The 40th Global Competitiveness Index by the World Economic Forum on October 9 declared Singapore as the most competitive country with the United States sliding to the second position. The report released on October 8 stated that US is now less competitive than it was in the previous year as the economy remains unstable admidst the trade war with China. The latest assessment of the factors like productivity and long-term economic growth found Singapore overtaking all other countries.
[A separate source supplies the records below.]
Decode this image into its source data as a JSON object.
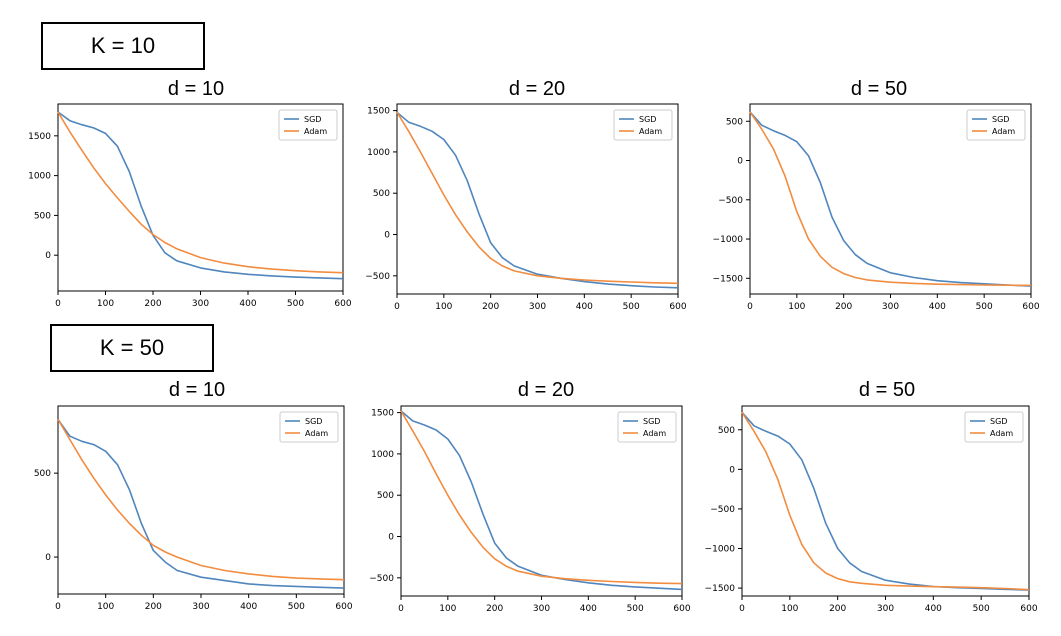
{
  "labels": {
    "k_top": "K = 10",
    "k_bottom": "K = 50"
  },
  "colors": {
    "sgd": "#4f86bd",
    "adam": "#f28c40",
    "axis": "#000000"
  },
  "chart_data": [
    {
      "type": "line",
      "title": "d = 10",
      "group": "K = 10",
      "xlim": [
        0,
        600
      ],
      "ylim": [
        -450,
        1900
      ],
      "xticks": [
        "0",
        "100",
        "200",
        "300",
        "400",
        "500",
        "600"
      ],
      "yticks": [
        {
          "value": 1500,
          "label": "1500"
        },
        {
          "value": 1000,
          "label": "1000"
        },
        {
          "value": 500,
          "label": "500"
        },
        {
          "value": 0,
          "label": "0"
        }
      ],
      "legend": "top-right",
      "series": [
        {
          "name": "SGD",
          "x": [
            0,
            25,
            50,
            75,
            100,
            125,
            150,
            175,
            200,
            225,
            250,
            300,
            350,
            400,
            450,
            500,
            550,
            600
          ],
          "y": [
            1800,
            1690,
            1640,
            1600,
            1530,
            1370,
            1050,
            620,
            250,
            30,
            -70,
            -160,
            -210,
            -240,
            -260,
            -275,
            -285,
            -295
          ]
        },
        {
          "name": "Adam",
          "x": [
            0,
            25,
            50,
            75,
            100,
            125,
            150,
            175,
            200,
            225,
            250,
            300,
            350,
            400,
            450,
            500,
            550,
            600
          ],
          "y": [
            1800,
            1550,
            1320,
            1100,
            900,
            720,
            550,
            390,
            260,
            160,
            80,
            -30,
            -100,
            -145,
            -175,
            -195,
            -210,
            -220
          ]
        }
      ]
    },
    {
      "type": "line",
      "title": "d = 20",
      "group": "K = 10",
      "xlim": [
        0,
        600
      ],
      "ylim": [
        -720,
        1580
      ],
      "xticks": [
        "0",
        "100",
        "200",
        "300",
        "400",
        "500",
        "600"
      ],
      "yticks": [
        {
          "value": 1500,
          "label": "1500"
        },
        {
          "value": 1000,
          "label": "1000"
        },
        {
          "value": 500,
          "label": "500"
        },
        {
          "value": 0,
          "label": "0"
        },
        {
          "value": -500,
          "label": "−500"
        }
      ],
      "legend": "top-right",
      "series": [
        {
          "name": "SGD",
          "x": [
            0,
            25,
            50,
            75,
            100,
            125,
            150,
            175,
            200,
            225,
            250,
            300,
            350,
            400,
            450,
            500,
            550,
            600
          ],
          "y": [
            1480,
            1360,
            1310,
            1250,
            1150,
            960,
            650,
            250,
            -100,
            -280,
            -380,
            -480,
            -530,
            -570,
            -600,
            -620,
            -635,
            -645
          ]
        },
        {
          "name": "Adam",
          "x": [
            0,
            25,
            50,
            75,
            100,
            125,
            150,
            175,
            200,
            225,
            250,
            300,
            350,
            400,
            450,
            500,
            550,
            600
          ],
          "y": [
            1480,
            1250,
            1000,
            740,
            480,
            240,
            30,
            -150,
            -290,
            -380,
            -440,
            -500,
            -530,
            -550,
            -565,
            -575,
            -585,
            -590
          ]
        }
      ]
    },
    {
      "type": "line",
      "title": "d = 50",
      "group": "K = 10",
      "xlim": [
        0,
        600
      ],
      "ylim": [
        -1700,
        720
      ],
      "xticks": [
        "0",
        "100",
        "200",
        "300",
        "400",
        "500",
        "600"
      ],
      "yticks": [
        {
          "value": 500,
          "label": "500"
        },
        {
          "value": 0,
          "label": "0"
        },
        {
          "value": -500,
          "label": "−500"
        },
        {
          "value": -1000,
          "label": "−1000"
        },
        {
          "value": -1500,
          "label": "−1500"
        }
      ],
      "legend": "top-right",
      "series": [
        {
          "name": "SGD",
          "x": [
            0,
            25,
            50,
            75,
            100,
            125,
            150,
            175,
            200,
            225,
            250,
            300,
            350,
            400,
            450,
            500,
            550,
            600
          ],
          "y": [
            620,
            450,
            380,
            320,
            240,
            60,
            -280,
            -720,
            -1020,
            -1200,
            -1310,
            -1430,
            -1490,
            -1530,
            -1555,
            -1570,
            -1585,
            -1600
          ]
        },
        {
          "name": "Adam",
          "x": [
            0,
            25,
            50,
            75,
            100,
            125,
            150,
            175,
            200,
            225,
            250,
            300,
            350,
            400,
            450,
            500,
            550,
            600
          ],
          "y": [
            620,
            400,
            150,
            -200,
            -650,
            -1000,
            -1220,
            -1360,
            -1440,
            -1490,
            -1520,
            -1550,
            -1565,
            -1575,
            -1580,
            -1585,
            -1588,
            -1590
          ]
        }
      ]
    },
    {
      "type": "line",
      "title": "d = 10",
      "group": "K = 50",
      "xlim": [
        0,
        600
      ],
      "ylim": [
        -220,
        900
      ],
      "xticks": [
        "0",
        "100",
        "200",
        "300",
        "400",
        "500",
        "600"
      ],
      "yticks": [
        {
          "value": 500,
          "label": "500"
        },
        {
          "value": 0,
          "label": "0"
        }
      ],
      "legend": "top-right",
      "series": [
        {
          "name": "SGD",
          "x": [
            0,
            25,
            50,
            75,
            100,
            125,
            150,
            175,
            200,
            225,
            250,
            300,
            350,
            400,
            450,
            500,
            550,
            600
          ],
          "y": [
            820,
            720,
            690,
            670,
            630,
            550,
            400,
            200,
            40,
            -30,
            -80,
            -120,
            -140,
            -160,
            -170,
            -175,
            -180,
            -185
          ]
        },
        {
          "name": "Adam",
          "x": [
            0,
            25,
            50,
            75,
            100,
            125,
            150,
            175,
            200,
            225,
            250,
            300,
            350,
            400,
            450,
            500,
            550,
            600
          ],
          "y": [
            820,
            700,
            580,
            470,
            370,
            280,
            200,
            130,
            70,
            30,
            0,
            -50,
            -80,
            -100,
            -115,
            -125,
            -130,
            -135
          ]
        }
      ]
    },
    {
      "type": "line",
      "title": "d = 20",
      "group": "K = 50",
      "xlim": [
        0,
        600
      ],
      "ylim": [
        -720,
        1580
      ],
      "xticks": [
        "0",
        "100",
        "200",
        "300",
        "400",
        "500",
        "600"
      ],
      "yticks": [
        {
          "value": 1500,
          "label": "1500"
        },
        {
          "value": 1000,
          "label": "1000"
        },
        {
          "value": 500,
          "label": "500"
        },
        {
          "value": 0,
          "label": "0"
        },
        {
          "value": -500,
          "label": "−500"
        }
      ],
      "legend": "top-right",
      "series": [
        {
          "name": "SGD",
          "x": [
            0,
            25,
            50,
            75,
            100,
            125,
            150,
            175,
            200,
            225,
            250,
            300,
            350,
            400,
            450,
            500,
            550,
            600
          ],
          "y": [
            1520,
            1400,
            1350,
            1290,
            1180,
            980,
            660,
            270,
            -80,
            -260,
            -360,
            -470,
            -520,
            -560,
            -590,
            -610,
            -625,
            -640
          ]
        },
        {
          "name": "Adam",
          "x": [
            0,
            25,
            50,
            75,
            100,
            125,
            150,
            175,
            200,
            225,
            250,
            300,
            350,
            400,
            450,
            500,
            550,
            600
          ],
          "y": [
            1520,
            1280,
            1030,
            760,
            500,
            260,
            50,
            -130,
            -270,
            -360,
            -420,
            -480,
            -510,
            -530,
            -545,
            -555,
            -565,
            -570
          ]
        }
      ]
    },
    {
      "type": "line",
      "title": "d = 50",
      "group": "K = 50",
      "xlim": [
        0,
        600
      ],
      "ylim": [
        -1600,
        800
      ],
      "xticks": [
        "0",
        "100",
        "200",
        "300",
        "400",
        "500",
        "600"
      ],
      "yticks": [
        {
          "value": 500,
          "label": "500"
        },
        {
          "value": 0,
          "label": "0"
        },
        {
          "value": -500,
          "label": "−500"
        },
        {
          "value": -1000,
          "label": "−1000"
        },
        {
          "value": -1500,
          "label": "−1500"
        }
      ],
      "legend": "top-right",
      "series": [
        {
          "name": "SGD",
          "x": [
            0,
            25,
            50,
            75,
            100,
            125,
            150,
            175,
            200,
            225,
            250,
            300,
            350,
            400,
            450,
            500,
            550,
            600
          ],
          "y": [
            720,
            550,
            480,
            420,
            320,
            120,
            -240,
            -680,
            -1000,
            -1180,
            -1290,
            -1400,
            -1450,
            -1480,
            -1495,
            -1505,
            -1515,
            -1525
          ]
        },
        {
          "name": "Adam",
          "x": [
            0,
            25,
            50,
            75,
            100,
            125,
            150,
            175,
            200,
            225,
            250,
            300,
            350,
            400,
            450,
            500,
            550,
            600
          ],
          "y": [
            720,
            480,
            220,
            -130,
            -580,
            -950,
            -1180,
            -1310,
            -1380,
            -1420,
            -1440,
            -1465,
            -1475,
            -1482,
            -1488,
            -1495,
            -1505,
            -1520
          ]
        }
      ]
    }
  ]
}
The Forum was also the organizer of the annual gathering of business and political elite groups in Davos. WEF has been releasing the competitiveness index globally since 1979 which analyses the economies that are well structured for productivity and the long-term growth of the country. The US has lost its top position on the basis of its measures on “health life expectancy” and its consciousness for the skills required in the 21st century. Hong Kong, Netherlands, Switzerland are also among the top five most competitive countries in the world. The index maps out the landscape of 141 competitive economies and is also based on nearly a hundred indicators distributed in a dozen categories like health, financial system, market size, business dynamism and their ability to innovate.
The reports surveyed of 13,000 business executives has stressed the “deep uncertainty” and “lower confidence”. However, even after its gap in future skills, the US is still called “an innovation powerhouse” and also the largest and most competitive economy. Presently, the US also ranks highest for the “ease of finding skilled employees”. Klaus Schwab, the founder of WEF reportedly called the report as a compass for motivating the new economies to make innovation their key factor of competitiveness. Moreover, authors have also pointed out that it was too early to entirely assess the effect of some of the operative factors in the global economy in 2018.